Hi, I'm from The Dead with a special TV offer for YOU!

3 months later and with all that murderous unpleasantness behind us we get to meet Jeff and Zoe, two young siblings who move into the old writer’s house to get ready for when their parents come back from overseas. Now, as a warning to all my readers, neither of these kids is particularly good-looking and this movie makes excessive use of close-ups so you might want to start looking away after the first 30 times. Jeff, being the younger and more inquisitive brother, discovers the TV in the attic when it whispers through the dark that it wants to do some terribly PG-13 things to him and moves it into his room. This time, instead of channeling zombies, it channels a demonic naked blonde woman who tantalises the young boy before disappearing right back inside. You see it can’t channel the zombies because the zombies never went back inside after they killed the writer, which means that they’re still out frolicking somewhere in the woods surrounding the house. When these undead hooligans start to make a nuisance of themselves a strange man named Joshua Daniels rocks up at Zoe and Jeff’s house to help them out before they land up becoming a light snack.

DO NOT fuck with the zombie bitch with a chainsaw in her hand!

Now this is the point when you really have to put your concentration cap on and pay attention because you’re about to be schooled in zombie psychology.
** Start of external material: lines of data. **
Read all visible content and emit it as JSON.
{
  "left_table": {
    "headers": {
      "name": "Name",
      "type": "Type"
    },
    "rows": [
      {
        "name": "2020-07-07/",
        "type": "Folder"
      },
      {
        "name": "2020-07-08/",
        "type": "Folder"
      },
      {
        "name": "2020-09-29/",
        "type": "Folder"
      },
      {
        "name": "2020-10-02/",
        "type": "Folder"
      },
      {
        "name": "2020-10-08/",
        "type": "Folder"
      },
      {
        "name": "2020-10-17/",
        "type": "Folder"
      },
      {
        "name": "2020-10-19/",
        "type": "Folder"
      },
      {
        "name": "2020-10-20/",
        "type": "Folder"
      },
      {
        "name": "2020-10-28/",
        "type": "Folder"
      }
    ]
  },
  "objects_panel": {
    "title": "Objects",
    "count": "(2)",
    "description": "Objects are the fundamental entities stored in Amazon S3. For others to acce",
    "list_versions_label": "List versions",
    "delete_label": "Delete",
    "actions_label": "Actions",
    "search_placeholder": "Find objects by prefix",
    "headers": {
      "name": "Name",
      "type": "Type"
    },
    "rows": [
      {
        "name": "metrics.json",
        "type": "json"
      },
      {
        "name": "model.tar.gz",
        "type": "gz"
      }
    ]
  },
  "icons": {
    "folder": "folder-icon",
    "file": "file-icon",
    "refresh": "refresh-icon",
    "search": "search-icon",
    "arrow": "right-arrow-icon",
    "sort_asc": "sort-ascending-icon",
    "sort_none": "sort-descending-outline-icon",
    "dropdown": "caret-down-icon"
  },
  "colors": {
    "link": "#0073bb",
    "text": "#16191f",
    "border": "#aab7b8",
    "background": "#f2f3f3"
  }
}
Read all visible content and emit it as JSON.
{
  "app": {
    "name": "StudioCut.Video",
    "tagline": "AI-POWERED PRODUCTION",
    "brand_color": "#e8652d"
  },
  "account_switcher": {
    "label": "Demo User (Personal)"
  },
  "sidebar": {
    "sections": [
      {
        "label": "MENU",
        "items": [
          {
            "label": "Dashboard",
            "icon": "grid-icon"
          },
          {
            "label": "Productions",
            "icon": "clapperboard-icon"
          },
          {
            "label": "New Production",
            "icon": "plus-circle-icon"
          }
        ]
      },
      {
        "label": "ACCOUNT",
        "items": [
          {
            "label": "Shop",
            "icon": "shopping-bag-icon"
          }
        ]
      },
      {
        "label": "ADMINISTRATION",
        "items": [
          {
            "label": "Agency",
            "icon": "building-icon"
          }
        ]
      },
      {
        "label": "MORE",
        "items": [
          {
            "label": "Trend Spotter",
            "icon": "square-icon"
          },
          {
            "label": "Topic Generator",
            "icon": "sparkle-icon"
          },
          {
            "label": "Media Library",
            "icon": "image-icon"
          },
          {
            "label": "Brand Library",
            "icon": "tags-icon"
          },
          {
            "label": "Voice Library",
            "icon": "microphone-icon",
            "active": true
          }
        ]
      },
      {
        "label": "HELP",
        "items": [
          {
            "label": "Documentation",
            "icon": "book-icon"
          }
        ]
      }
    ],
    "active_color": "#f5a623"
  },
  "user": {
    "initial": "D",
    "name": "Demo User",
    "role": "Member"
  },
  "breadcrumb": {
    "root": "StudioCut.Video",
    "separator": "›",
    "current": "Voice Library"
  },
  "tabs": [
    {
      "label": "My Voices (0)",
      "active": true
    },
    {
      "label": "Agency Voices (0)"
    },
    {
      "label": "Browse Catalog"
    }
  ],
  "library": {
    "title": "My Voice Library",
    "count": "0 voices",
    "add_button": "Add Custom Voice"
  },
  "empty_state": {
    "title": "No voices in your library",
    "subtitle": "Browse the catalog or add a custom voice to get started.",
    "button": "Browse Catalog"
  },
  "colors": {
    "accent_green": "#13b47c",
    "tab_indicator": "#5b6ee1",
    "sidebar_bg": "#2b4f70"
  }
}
For a mobile decomposing corpse these zombies are remarkably complex creatures that experience a surprising array of complicated emotions. Jeff isn’t the brightest spark out there and Zoe, being a woman, shouldn’t be out chasing after zombies so to defeat this horde of the undead you need to know exactly what you’re dealing with. Firstly, put mirrors up everywhere. Zombies are very self-conscious and don’t like looking at their own reflection to the point that they’ll run away from it. Secondly, zombies don’t like it when you express any fear since they themselves cannot express emotions so keep a constant grin on your face. Thirdly, zombies like to think that they’re still alive so treat them in the same way you would treat any living member of the human race and they might be a little less inclined to eat you. Lastly, a zombie is very good with a stick so avoid dangling from a tree with a chainsaw that they can get hold of and use against you. Follow these simple rules and you might just survive an attack of the video dead!

Speaking of The Video Dead, as a technical point, at no point is there a video, be it Beta or VHS, anywhere in sight but, at the end of the day, that really is the least of your worries walking into this one.

LIFE’S LESSONS LEARNED:

  • Younger brothers often walk like the dead.
  • Women take their degrees in aerobics and music videos very seriously.
  • Skunks don’t like to mate with poodles.
  • Poodles are kinky and like being sprayed on by skunks.
  • Zombies have a very simple but strange sense of humour.
  • Zombies can only die when they think they’re alive. In this way when you attack them they will think they are injured and convince themselves that they are actually dead when they really aren’t because they can’t experience pain. They will remain ‘dead’ because they’re fooling themselves into thinking that they are until someone points out to them that they’re not in which case they’ll get back up and try again.